Sim, sentia a pressão. Peniche foi um campeonato difícil de digerir. Mas também dos momentos mais bonitos. Senti o apoio do público sempre, e força, e o orgulho português a vir ao de cima. Claro que foi com grande pena que nunca consegui tirar um resultado em Peniche. É quase algo que passa para a categoria do tabu. O principal erro foi ter sucumbido à pressão, ao nervosismo.

Sentiu-se mais nervoso em Peniche do que no resto do mundo?

Sim, sem dúvida. Estar a competir numa praia com 30 mil pessoas a gritar o nosso nome… poucos surfistas vivem uma sensação destas. Ainda mais quando são os únicos a representar o país. É preciso estar preparado e ter estofo para lidar com isso.

Falas muito das ondas perfeitas. Durante estes anos apanhaste alguma m-e-s-m-o perfeita?

Já surfei várias. Uma que nunca esperei encontrar foi na Namíbia, uma onda que tem três, quatro quilómetros de comprimento. É claro que não conseguimos fazer tanto, não temos força para tal, mas foi a mais comprida. É uma onda desenhada à mão [faz o desenho num papel]. Aquelas que desenhamos no caderno da escola quando somos crianças. Nunca esperei apanhá-la. A água era fria, gelada, mas tal perfeição é raro encontrar.

Eras capaz de te mudar para algum dos países que visitaste?

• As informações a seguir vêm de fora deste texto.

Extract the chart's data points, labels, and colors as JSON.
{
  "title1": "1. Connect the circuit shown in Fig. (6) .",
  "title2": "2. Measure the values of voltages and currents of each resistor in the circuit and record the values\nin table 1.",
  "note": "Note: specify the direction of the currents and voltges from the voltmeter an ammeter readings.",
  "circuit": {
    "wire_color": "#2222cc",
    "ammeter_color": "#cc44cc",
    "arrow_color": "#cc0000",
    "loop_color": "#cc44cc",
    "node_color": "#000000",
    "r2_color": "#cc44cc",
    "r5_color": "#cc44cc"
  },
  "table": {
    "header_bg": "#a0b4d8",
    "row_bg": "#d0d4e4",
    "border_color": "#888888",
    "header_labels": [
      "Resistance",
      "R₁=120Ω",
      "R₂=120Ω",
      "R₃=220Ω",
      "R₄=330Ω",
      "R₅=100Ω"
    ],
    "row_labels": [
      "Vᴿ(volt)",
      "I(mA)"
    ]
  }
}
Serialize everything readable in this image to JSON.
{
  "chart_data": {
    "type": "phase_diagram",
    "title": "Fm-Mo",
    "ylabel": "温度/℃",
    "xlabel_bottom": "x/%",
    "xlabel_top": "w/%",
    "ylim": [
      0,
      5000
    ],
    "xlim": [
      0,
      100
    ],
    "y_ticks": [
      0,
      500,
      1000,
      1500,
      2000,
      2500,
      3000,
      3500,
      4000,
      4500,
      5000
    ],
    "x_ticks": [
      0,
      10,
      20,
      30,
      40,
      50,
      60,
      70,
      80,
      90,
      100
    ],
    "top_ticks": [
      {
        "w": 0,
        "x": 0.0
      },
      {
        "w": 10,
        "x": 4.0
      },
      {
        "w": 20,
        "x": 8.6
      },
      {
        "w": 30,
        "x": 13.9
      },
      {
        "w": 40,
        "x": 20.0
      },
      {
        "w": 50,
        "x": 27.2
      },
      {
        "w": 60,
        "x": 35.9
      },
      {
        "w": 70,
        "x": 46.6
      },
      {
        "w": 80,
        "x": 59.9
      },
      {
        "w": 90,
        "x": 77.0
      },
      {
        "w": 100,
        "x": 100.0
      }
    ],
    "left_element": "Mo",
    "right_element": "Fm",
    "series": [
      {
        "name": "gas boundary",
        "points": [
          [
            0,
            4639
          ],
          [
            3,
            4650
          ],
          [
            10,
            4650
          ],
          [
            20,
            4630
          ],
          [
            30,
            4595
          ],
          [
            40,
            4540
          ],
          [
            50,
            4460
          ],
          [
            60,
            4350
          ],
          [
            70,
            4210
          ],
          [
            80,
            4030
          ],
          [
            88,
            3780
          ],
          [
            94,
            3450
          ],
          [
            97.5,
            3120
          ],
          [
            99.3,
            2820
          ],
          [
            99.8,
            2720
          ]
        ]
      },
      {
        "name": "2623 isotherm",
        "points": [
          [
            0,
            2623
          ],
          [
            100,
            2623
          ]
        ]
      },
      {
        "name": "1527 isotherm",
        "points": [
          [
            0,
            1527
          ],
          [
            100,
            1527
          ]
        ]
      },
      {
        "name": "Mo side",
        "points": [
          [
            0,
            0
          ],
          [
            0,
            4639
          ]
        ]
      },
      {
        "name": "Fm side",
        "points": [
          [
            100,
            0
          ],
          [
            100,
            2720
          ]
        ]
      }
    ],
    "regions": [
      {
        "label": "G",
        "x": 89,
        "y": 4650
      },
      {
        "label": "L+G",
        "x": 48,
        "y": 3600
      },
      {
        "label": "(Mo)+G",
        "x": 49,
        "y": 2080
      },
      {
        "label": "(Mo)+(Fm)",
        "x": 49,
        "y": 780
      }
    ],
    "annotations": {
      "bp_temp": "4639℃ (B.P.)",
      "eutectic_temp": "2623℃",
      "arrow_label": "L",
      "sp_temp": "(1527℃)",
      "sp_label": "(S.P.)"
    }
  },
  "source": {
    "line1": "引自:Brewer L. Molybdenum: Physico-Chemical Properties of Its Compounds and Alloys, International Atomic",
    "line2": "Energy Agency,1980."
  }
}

Gosto muito da Austrália, é um país muito voltado para o desporto, tem um estilo de vida saudável, vivem muito os dias e pouco a noite. As pessoas, às cinco da manhã, já estão a passear, a andar e a surfar, e o dia dura até às 18 ou 19 da tarde.

Mas a Ericeira é a Ericeira…

Portugal é Portugal! E a Ericeira… Lisboa… não vou conseguir sair daqui, já começo a perceber isso. Já falei várias vezes com a minha mulher a pensar em ir para outros países, e a Austrália é um país onde me sentiria bem. Mas Portugal reúne um conjunto de fatores muito importantes: estarmos seguros, as praias, a comida, tudo aquilo de que eu gosto.

Temos sempre aquele lugar onde gostamos de voltar. A Ericeira é o teu?

Foi o meu destino de férias desde que nasci. Temos sempre um enorme carinho por onde passámos os melhores momentos da nossa vida. Foi onde comecei a surfar. Foi o meu terreno, o meu campo de batalha durante todos estes anos. Onde me pude aperfeiçoar, recarregar energias, evoluir.

É um local quase sagrado?

Estou muito ligado à Ericeira. Acho que se conseguiu criar ali uma estrutura micro bastante coesa e funcional. Mesmo a nível de autarquia, tenho uma relação muito especial com o presidente da Câmara de Mafra, que não é mais um político. Queremos uma Ericeira mais amiga do ambiente, mais autossustentável, mais capaz de receber pessoas, que é o que Portugal tem de fazer. Não temos indústria, é o turismo que nos vai dar a maior fonte de receita.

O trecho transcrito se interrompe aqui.